Repository: vtex/faststore

Length of output: 1865

---

🏁 Script executed:

# Get more context around the session validation to understand the flow
cat -n packages/core/src/sdk/session/index.ts | sed -n '100,150p'

Repository: vtex/faststore

Length of output: 1849

---

🏁 Script executed:

# Check if useRefreshToken is called from session/index.ts
rg "useRefreshToken" packages/core/src/sdk/session/ --type ts

Repository: vtex/faststore

Length of output: 40

---

🏁 Script executed:

# Check if there's any connection between these modules
rg "useRefreshToken|useRefreshToken" packages/core/src/sdk/ --type ts -l

Repository: vtex/faststore

Length of output: 106

---

Behavioral inconsistency between session validation and client-side refresh handling.

This code clears the session immediately on refresh failure (lines 140-147), but useRefreshToken.ts (lines 43, 54) defers retries with a 1-hour window instead. Depending on which error path is triggered first (401 during validation vs. 403 on page access), users experience different session states. Align both approaches—either both should clear and log out, or both should defer—to avoid confusing behavior.

🤖 Prompt for AI Agents

Verify each finding against the current code and only fix it if needed.

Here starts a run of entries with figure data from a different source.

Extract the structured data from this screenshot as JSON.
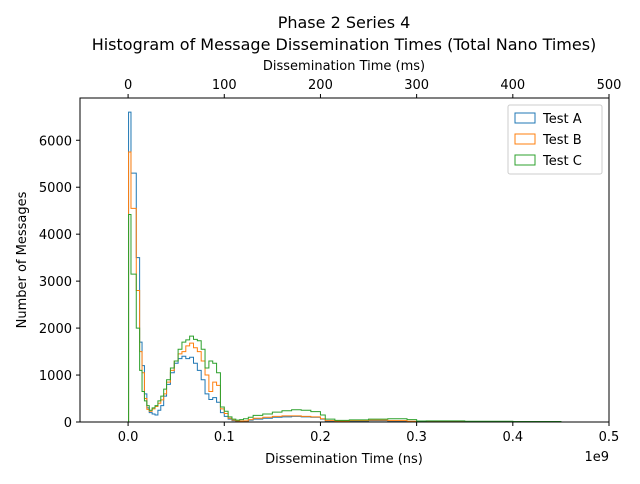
{
  "chart_data": {
    "type": "histogram",
    "title": "Phase 2 Series 4",
    "subtitle": "Histogram of Message Dissemination Times (Total Nano Times)",
    "xlabel": "Dissemination Time (ns)",
    "x_offset_text": "1e9",
    "ylabel": "Number of Messages",
    "secondary_xlabel": "Dissemination Time (ms)",
    "xlim": [
      -0.05,
      0.5
    ],
    "ylim": [
      0,
      6900
    ],
    "secondary_xlim": [
      -50,
      500
    ],
    "x_ticks": [
      0.0,
      0.1,
      0.2,
      0.3,
      0.4,
      0.5
    ],
    "x_tick_labels": [
      "0.0",
      "0.1",
      "0.2",
      "0.3",
      "0.4",
      "0.5"
    ],
    "y_ticks": [
      0,
      1000,
      2000,
      3000,
      4000,
      5000,
      6000
    ],
    "y_tick_labels": [
      "0",
      "1000",
      "2000",
      "3000",
      "4000",
      "5000",
      "6000"
    ],
    "secondary_x_ticks": [
      0,
      100,
      200,
      300,
      400,
      500
    ],
    "secondary_x_tick_labels": [
      "0",
      "100",
      "200",
      "300",
      "400",
      "500"
    ],
    "legend_position": "top-right",
    "grid": false,
    "series": [
      {
        "name": "Test A",
        "color": "#1f77b4",
        "x": [
          0.003,
          0.0085,
          0.012,
          0.0145,
          0.017,
          0.0195,
          0.022,
          0.025,
          0.028,
          0.031,
          0.034,
          0.037,
          0.04,
          0.044,
          0.048,
          0.052,
          0.056,
          0.06,
          0.064,
          0.068,
          0.072,
          0.076,
          0.08,
          0.084,
          0.088,
          0.092,
          0.096,
          0.1,
          0.104,
          0.108,
          0.112,
          0.116,
          0.12,
          0.125,
          0.13,
          0.14,
          0.15,
          0.16,
          0.17,
          0.18,
          0.19,
          0.2,
          0.205,
          0.215,
          0.23,
          0.25,
          0.27,
          0.29,
          0.3,
          0.31,
          0.35,
          0.4,
          0.45,
          0.5
        ],
        "y": [
          6600,
          5300,
          3500,
          1700,
          1200,
          600,
          300,
          200,
          170,
          150,
          250,
          350,
          550,
          800,
          1050,
          1250,
          1350,
          1400,
          1350,
          1380,
          1250,
          1100,
          900,
          600,
          480,
          520,
          420,
          200,
          120,
          60,
          30,
          20,
          15,
          20,
          40,
          60,
          80,
          100,
          110,
          120,
          110,
          100,
          60,
          20,
          15,
          20,
          30,
          20,
          10,
          8,
          10,
          5,
          3,
          0
        ]
      },
      {
        "name": "Test B",
        "color": "#ff7f0e",
        "x": [
          0.003,
          0.0085,
          0.012,
          0.0145,
          0.017,
          0.0195,
          0.022,
          0.025,
          0.028,
          0.031,
          0.034,
          0.037,
          0.04,
          0.044,
          0.048,
          0.052,
          0.056,
          0.06,
          0.064,
          0.068,
          0.072,
          0.076,
          0.08,
          0.084,
          0.088,
          0.092,
          0.096,
          0.1,
          0.104,
          0.108,
          0.112,
          0.116,
          0.12,
          0.125,
          0.13,
          0.14,
          0.15,
          0.16,
          0.17,
          0.18,
          0.19,
          0.2,
          0.205,
          0.215,
          0.23,
          0.25,
          0.27,
          0.29,
          0.3,
          0.31,
          0.35,
          0.4,
          0.45,
          0.5
        ],
        "y": [
          5750,
          4550,
          2800,
          1500,
          1050,
          500,
          270,
          230,
          280,
          330,
          400,
          470,
          600,
          850,
          1100,
          1300,
          1450,
          1500,
          1620,
          1680,
          1580,
          1500,
          1300,
          1000,
          650,
          850,
          780,
          280,
          180,
          80,
          40,
          25,
          20,
          25,
          50,
          80,
          100,
          120,
          130,
          130,
          120,
          110,
          70,
          30,
          20,
          30,
          40,
          30,
          15,
          10,
          12,
          8,
          4,
          0
        ]
      },
      {
        "name": "Test C",
        "color": "#2ca02c",
        "x": [
          0.003,
          0.0085,
          0.012,
          0.0145,
          0.017,
          0.0195,
          0.022,
          0.025,
          0.028,
          0.031,
          0.034,
          0.037,
          0.04,
          0.044,
          0.048,
          0.052,
          0.056,
          0.06,
          0.064,
          0.068,
          0.072,
          0.076,
          0.08,
          0.084,
          0.088,
          0.092,
          0.096,
          0.1,
          0.104,
          0.108,
          0.112,
          0.116,
          0.12,
          0.125,
          0.13,
          0.14,
          0.15,
          0.16,
          0.17,
          0.18,
          0.19,
          0.2,
          0.205,
          0.215,
          0.23,
          0.25,
          0.27,
          0.29,
          0.3,
          0.31,
          0.35,
          0.4,
          0.45,
          0.5
        ],
        "y": [
          4420,
          3150,
          2000,
          1100,
          650,
          450,
          350,
          250,
          300,
          350,
          450,
          550,
          700,
          900,
          1150,
          1300,
          1550,
          1700,
          1750,
          1830,
          1760,
          1730,
          1550,
          1150,
          1300,
          1250,
          1050,
          320,
          230,
          110,
          60,
          40,
          50,
          70,
          100,
          140,
          170,
          210,
          240,
          260,
          250,
          220,
          150,
          60,
          35,
          45,
          60,
          70,
          50,
          20,
          25,
          15,
          10,
          0
        ]
      }
    ]
  }
}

In `@packages/core/src/sdk/session/index.ts` around lines 138 - 147, When refresh
token handling in packages/core/src/sdk/session/index.ts fails, don’t
immediately clear the session via the fetch('/api/fs/logout') +
sessionStore.set({...person: null, b2b: null}) path; instead align with
useRefreshToken.ts retry behavior by deferring logout — set session.refreshAfter
to Date.now() + 3600_000 (or reuse the same retry helper) and leave person and
b2b intact so the hourly retry window is honored; alternatively, if you prefer
immediate logout, replace the deferred retry in useRefreshToken.ts with the same
logout path to keep behavior consistent across both flows.